Of the patients who received sequential radiotherapy with T-DM1 in the adjuvant period, one (5%) had neutropenia, seven (35%) had thrombocytopenia, one (5%) had anemia, and two (10%) had hepatotoxicity. A decrease in ejection fraction was observed in one (5%) of them. All of these toxicities were at grade 1-2 level. Radiodermatitis was observed in five (25%) patients, with one (5%) having grade 3 and four (20%) was grade 1-2.

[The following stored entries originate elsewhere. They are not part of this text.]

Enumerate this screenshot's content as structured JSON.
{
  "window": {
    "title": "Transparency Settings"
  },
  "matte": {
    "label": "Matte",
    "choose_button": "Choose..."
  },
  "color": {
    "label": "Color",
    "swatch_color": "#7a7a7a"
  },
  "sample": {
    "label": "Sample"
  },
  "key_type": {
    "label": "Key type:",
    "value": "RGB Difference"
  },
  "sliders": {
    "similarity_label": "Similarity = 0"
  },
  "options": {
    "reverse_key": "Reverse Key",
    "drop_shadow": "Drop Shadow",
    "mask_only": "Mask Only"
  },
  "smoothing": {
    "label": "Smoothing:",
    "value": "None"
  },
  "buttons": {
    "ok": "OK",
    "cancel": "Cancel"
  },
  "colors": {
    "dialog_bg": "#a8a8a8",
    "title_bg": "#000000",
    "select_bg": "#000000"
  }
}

In patients who continued T-DM1 during adjuvant radiotherapy, two (6.6%) developed neutropenia, three (10%) developed thrombocytopenia, two (6.6%) developed anemia, and two (6.6%) developed hepatotoxicity. All of these toxicities were at grade 1-2 level. Neuropathy was observed in one patient, and because it was at grade 3, treatment was discontinued, and trastuzumab was continued. In one patient, treatment was discontinued because pneumonitis was observed at the radiotherapy site, and trastuzumab was continued. Radiodermatitis was observed in five (16%) patients, and three (10%) of them were at grade 3 level (shown in Table 2).
Discussion
In our study, we aimed to evaluate the effect of the timing of radiotherapy on toxicities in patients with HER2 positive breast cancer who received T-DM1 in the adjuvant period. In the Katherine study, patients who received T-DM1 in the adjuvant period also received radiotherapy simultaneously [5]. When we looked at the entire study, there was no significant increase in toxicities compared with the use of T-DM1 during the metastatic period. Of course, this result may be due to the better performance and better drug tolerance of patients in the early stages. In most cancers, chemotherapy and radiotherapy are not used simultaneously during the adjuvant period because of the potential increase in toxicity. For example, in lung cancer, postoperative radiotherapy is recommended in cases with positive surgical margins or N2 disease, but it is recommended that the timing of radiotherapy be planned after chemotherapy [6]. Antibody-drug conjugates have become widely used in clinical practice in recent years. These drugs, which are primarily used in the metastatic stage, were indicated for use in the early stage because the use of T-DM1 in the adjuvant period resulted in progression-free survival. We believe that in the future, as the use of antibody-drug conjugates increases and new indications develop, the timing of radiotherapy in the adjuvant period should be more frequently discussed. In our study, we observed that some physicians started T-DM1 after radiotherapy considering that toxicity might increase. However, we observed in the analysis that there was no significant increase in toxicities with concurrent use. Although there was no statistically significant increase in toxicities, pneumonitis was observed in the radiotherapy field in one of the patients receiving concurrent therapy, leading to treatment discontinuation, and neuropathy was observed in one patient, which could lead to treatment discontinuation. This supports reservations about concurrent use.
Study Limitations
The main limitations of our study were its retrospective nature and small number of patients. The increase in concurrent use may reach statistically significant levels as the number of patients increases.
Conclusion
As a result, we believe that as the use of antibody-drug conjugates in the clinic increases, more studies are needed to determine the timing of radiotherapy.